I’d appreciate some help/suggestions on this issue:
For simplicity, let’s say I have a model with only Conv2d layer in it. I would like to store gradient of the weight param of Conv2d layer over time, so I’ve registered a hook on it. When one batch of data is processed and loss computed, backward pass will start gradient computation and my hook will be triggered. In the hook function, I can store the gradient (for example in a list).

Now my problem is to do the same thing but with DataParallel model. If my hooks looks like this:

def my_gradient_hook(grad):

the only print that I see is: cuda:0. What happened to prints/hooks on other GPUs, because each GPU should run a backward pass in parallel and compute gradients?

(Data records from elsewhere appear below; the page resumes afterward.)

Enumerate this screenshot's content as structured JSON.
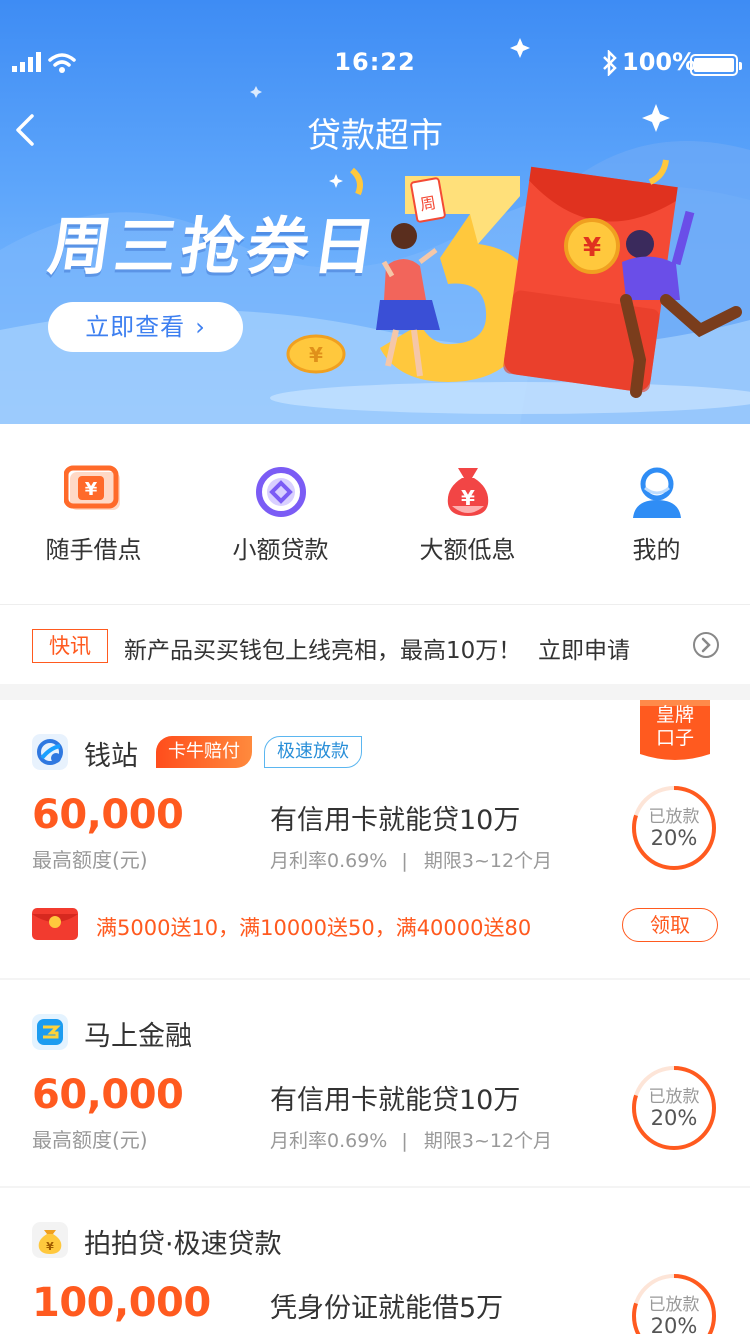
{
  "status_bar": {
    "time": "16:22",
    "battery": "100%",
    "icons": [
      "signal-icon",
      "wifi-icon",
      "bluetooth-icon",
      "battery-icon"
    ]
  },
  "nav": {
    "title": "贷款超市",
    "back_icon": "chevron-left-icon"
  },
  "banner": {
    "title": "周三抢券日",
    "button_label": "立即查看",
    "button_arrow": "›",
    "tag_label": "周",
    "colors": {
      "sky": "#3e8cf4",
      "red_envelope": "#f44a35",
      "gold": "#ffc83d"
    }
  },
  "quick_entries": [
    {
      "label": "随手借点",
      "icon": "yuan-card-icon",
      "color": "#ff6a2a"
    },
    {
      "label": "小额贷款",
      "icon": "diamond-circle-icon",
      "color": "#7b5cf5"
    },
    {
      "label": "大额低息",
      "icon": "money-bag-icon",
      "color": "#f24545"
    },
    {
      "label": "我的",
      "icon": "user-icon",
      "color": "#2f8df5"
    }
  ],
  "news": {
    "tag": "快讯",
    "text": "新产品买买钱包上线亮相，最高10万！",
    "action": "立即申请",
    "arrow_icon": "chevron-right-circle-icon"
  },
  "loans": [
    {
      "name": "钱站",
      "icon": "qianzhan-logo-icon",
      "tags": [
        "卡牛赔付",
        "极速放款"
      ],
      "amount": "60,000",
      "amount_label": "最高额度(元)",
      "headline": "有信用卡就能贷10万",
      "rate": "月利率0.69%",
      "separator": "|",
      "term": "期限3~12个月",
      "ring_label": "已放款",
      "ring_value": "20%",
      "progress": 0.2,
      "ribbon": "皇牌\n口子",
      "promo": "满5000送10，满10000送50，满40000送80",
      "claim": "领取"
    },
    {
      "name": "马上金融",
      "icon": "mashang-logo-icon",
      "amount": "60,000",
      "amount_label": "最高额度(元)",
      "headline": "有信用卡就能贷10万",
      "rate": "月利率0.69%",
      "separator": "|",
      "term": "期限3~12个月",
      "ring_label": "已放款",
      "ring_value": "20%",
      "progress": 0.2
    },
    {
      "name": "拍拍贷·极速贷款",
      "icon": "paipaidai-logo-icon",
      "amount": "100,000",
      "headline": "凭身份证就能借5万",
      "ring_label": "已放款",
      "ring_value": "20%",
      "progress": 0.2
    }
  ],
  "accent": "#ff5a1f"
}
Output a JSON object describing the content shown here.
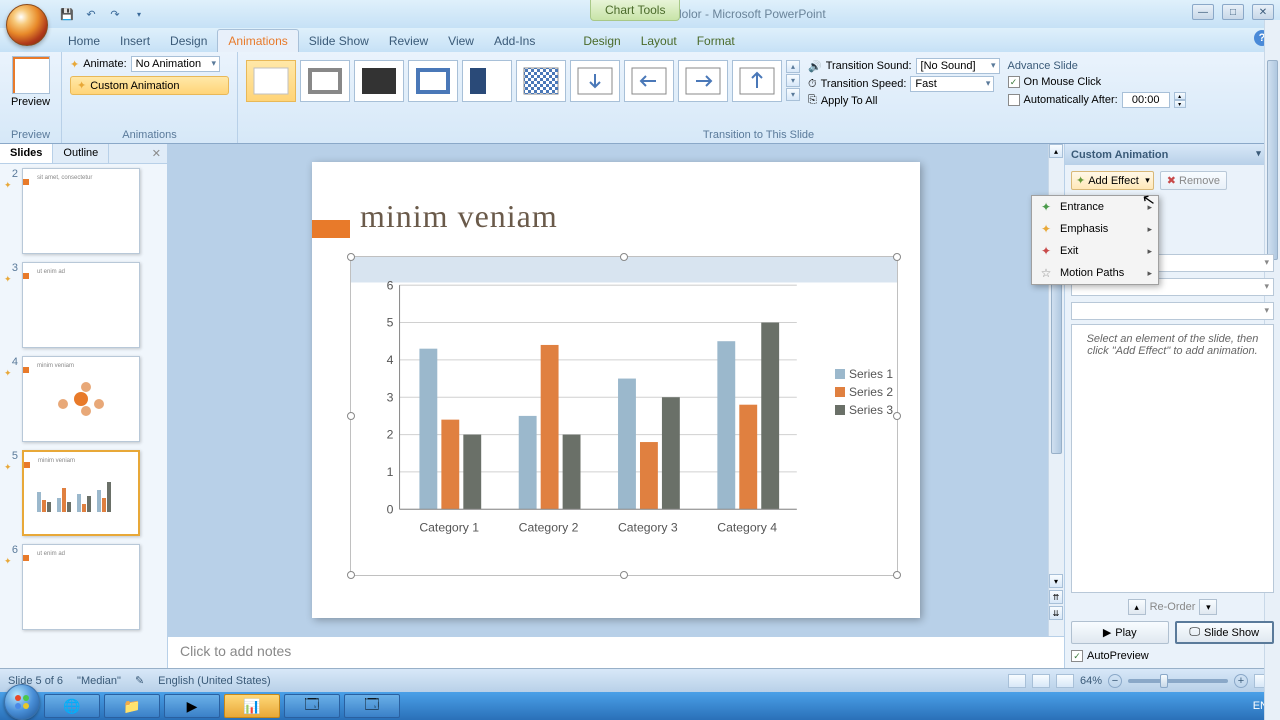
{
  "title": "Lorem ipsum dolor - Microsoft PowerPoint",
  "chart_tools_label": "Chart Tools",
  "tabs": [
    "Home",
    "Insert",
    "Design",
    "Animations",
    "Slide Show",
    "Review",
    "View",
    "Add-Ins"
  ],
  "context_tabs": [
    "Design",
    "Layout",
    "Format"
  ],
  "active_tab": "Animations",
  "ribbon": {
    "preview_label": "Preview",
    "preview_group": "Preview",
    "animate_label": "Animate:",
    "animate_value": "No Animation",
    "custom_animation_btn": "Custom Animation",
    "animations_group": "Animations",
    "transition_group": "Transition to This Slide",
    "transition_sound_label": "Transition Sound:",
    "transition_sound_value": "[No Sound]",
    "transition_speed_label": "Transition Speed:",
    "transition_speed_value": "Fast",
    "apply_all": "Apply To All",
    "advance_slide_label": "Advance Slide",
    "on_mouse_click": "On Mouse Click",
    "auto_after": "Automatically After:",
    "auto_after_value": "00:00"
  },
  "slides_panel": {
    "tab_slides": "Slides",
    "tab_outline": "Outline",
    "thumbs": [
      {
        "num": "2",
        "title": "sit amet, consectetur"
      },
      {
        "num": "3",
        "title": "ut enim ad"
      },
      {
        "num": "4",
        "title": "minim veniam"
      },
      {
        "num": "5",
        "title": "minim veniam"
      },
      {
        "num": "6",
        "title": "ut enim ad"
      }
    ]
  },
  "slide": {
    "title": "minim veniam"
  },
  "chart_data": {
    "type": "bar",
    "categories": [
      "Category 1",
      "Category 2",
      "Category 3",
      "Category 4"
    ],
    "series": [
      {
        "name": "Series 1",
        "values": [
          4.3,
          2.5,
          3.5,
          4.5
        ],
        "color": "#9bb8cc"
      },
      {
        "name": "Series 2",
        "values": [
          2.4,
          4.4,
          1.8,
          2.8
        ],
        "color": "#e08040"
      },
      {
        "name": "Series 3",
        "values": [
          2.0,
          2.0,
          3.0,
          5.0
        ],
        "color": "#6a7068"
      }
    ],
    "ylim": [
      0,
      6
    ],
    "yticks": [
      0,
      1,
      2,
      3,
      4,
      5,
      6
    ]
  },
  "notes_placeholder": "Click to add notes",
  "anim_pane": {
    "title": "Custom Animation",
    "add_effect": "Add Effect",
    "remove": "Remove",
    "menu": [
      "Entrance",
      "Emphasis",
      "Exit",
      "Motion Paths"
    ],
    "hint": "Select an element of the slide, then click \"Add Effect\" to add animation.",
    "reorder": "Re-Order",
    "play": "Play",
    "slideshow": "Slide Show",
    "autopreview": "AutoPreview"
  },
  "status": {
    "slide_info": "Slide 5 of 6",
    "theme": "\"Median\"",
    "language": "English (United States)",
    "zoom": "64%"
  },
  "taskbar_lang": "EN"
}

If I try the same thing with DDP, I get the desired behavior. Prints that I see are: cuda:0, cuda:1, cuda:2

I guess it has something to do with multiprocessing, since DDP spawns multiple processes and DataParallel only one process with multiple threads. I guess I should somehow gather gradients from different threads in the hook function?


Seems like this question had come up before. Seems like this limitation is intrinsic to DataParallel, e.g. see Yanli_Zhao answer here:

Also see warnings here

Hi, thanks a lot for the link. I have already seen this warning and discussion, and (if I understood correctly) they are focused on updating parameters/buffers on non-master GPU. I understand that all modifications will be discarded by destroying these replicas and I’m fine with that. My goal is not to update any states, it’s just to print gradients at each device.